Time, the word, is a concise little object. Only four letters and in a precise order: consonant, vowel, consonant vowel. No muss. No fuss.
Yet despite its lack of size, it takes up a lot of space in our language. It’s very popular. It’s everywhere. (One more pretentious than me might even say ubiquitous.)
People use it constantly. They talk about its quantity: When scarce, they say things like “I don’t have any time.”, or “Who has time for that?” Or “Where did the time go?”
As if with a bit of diligent searching, they might discover it to be in the hamper among the colored clothes.
When they have an abundance of time, they have time on their hands, or time to kill, which is decidedly different than certain criminals, or psychopaths, who may, despite a tight schedule, still have time to kill.
They talk about its nature, which appears to be very subjective.
I had a great time. I had a crappy time. Two people can share the very same experience and yet one describes it as the former, and the other as the latter. (I know this to be true, as I didn’t get married until my mid-forties, then later learned a different term indicating the time to stop being married.)

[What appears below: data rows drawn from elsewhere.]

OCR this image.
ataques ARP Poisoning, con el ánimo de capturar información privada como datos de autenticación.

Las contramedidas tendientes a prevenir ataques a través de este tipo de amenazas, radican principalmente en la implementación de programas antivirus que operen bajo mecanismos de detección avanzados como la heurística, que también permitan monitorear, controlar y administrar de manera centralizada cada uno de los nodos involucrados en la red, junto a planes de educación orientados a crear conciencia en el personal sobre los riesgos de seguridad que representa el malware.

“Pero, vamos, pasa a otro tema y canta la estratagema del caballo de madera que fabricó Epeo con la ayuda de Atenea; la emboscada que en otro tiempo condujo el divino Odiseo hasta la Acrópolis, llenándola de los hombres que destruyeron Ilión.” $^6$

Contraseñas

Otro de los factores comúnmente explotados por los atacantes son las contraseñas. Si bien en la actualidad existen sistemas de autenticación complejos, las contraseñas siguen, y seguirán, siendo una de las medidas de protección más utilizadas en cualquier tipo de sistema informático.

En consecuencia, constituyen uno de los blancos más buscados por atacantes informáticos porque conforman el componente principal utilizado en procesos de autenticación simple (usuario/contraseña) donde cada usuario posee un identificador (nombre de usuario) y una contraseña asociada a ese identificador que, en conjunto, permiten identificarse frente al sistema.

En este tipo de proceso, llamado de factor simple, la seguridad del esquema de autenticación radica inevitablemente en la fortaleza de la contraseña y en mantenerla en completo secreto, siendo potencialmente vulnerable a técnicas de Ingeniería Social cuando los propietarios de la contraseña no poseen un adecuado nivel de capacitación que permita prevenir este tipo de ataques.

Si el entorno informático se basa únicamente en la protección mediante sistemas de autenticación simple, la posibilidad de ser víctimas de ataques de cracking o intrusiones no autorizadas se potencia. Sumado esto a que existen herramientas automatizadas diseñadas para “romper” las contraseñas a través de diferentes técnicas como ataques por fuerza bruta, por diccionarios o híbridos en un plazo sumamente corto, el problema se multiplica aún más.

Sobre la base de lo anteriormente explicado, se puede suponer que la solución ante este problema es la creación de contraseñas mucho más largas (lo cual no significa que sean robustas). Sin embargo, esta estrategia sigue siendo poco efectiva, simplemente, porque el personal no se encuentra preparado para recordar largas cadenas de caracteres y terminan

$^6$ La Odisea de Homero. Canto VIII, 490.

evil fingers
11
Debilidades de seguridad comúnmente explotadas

There is no time like the present, yet the past and future (hopefully) are full of it.
Too little time is bad, but somehow taking too much time is also bad.
You’re efficient if you do things in a timely fashion.
We say we want to schedule more quality time, as if we sometimes decide to schedule time of a lesser quality.
There’s a time to go and a time to arrive, which is often very different from the time people actually say hello to those, who’ve been somewhat patiently waiting for them.
There’s a time for levity and a time to be serious. There is even a time when one is supposed to “get their shit together (or straight)”, and frankly it’s hard for me to imagine the conversation in which it made sense to utter either variation for the first time.
Depending upon one’s religious inclination, there may, or may not be, a time for every Season under Heaven.
Time is money. Time is guarded.
Sometimes people seem to have plenty of time for everything, but no time for you. At that time, it might just be time to “take a hint”.
Both Sports teams and children get Time-outs – one of which is good; the other less so.
Two-timing is bad, yet the third time’s the charm.
It can all be a bit confusing.
Then, at some point, it’s time to retire! After years of toil and strife, we’re there.
We can go to sleep without setting an alarm and wake up secure in the knowledge we’re done with “Them-time” and have nothing but a long lifetime of “Me-time” in front of us.
Then the phone wakes us and a family member, good friend, or neighbor asks if we “have a couple minutes”.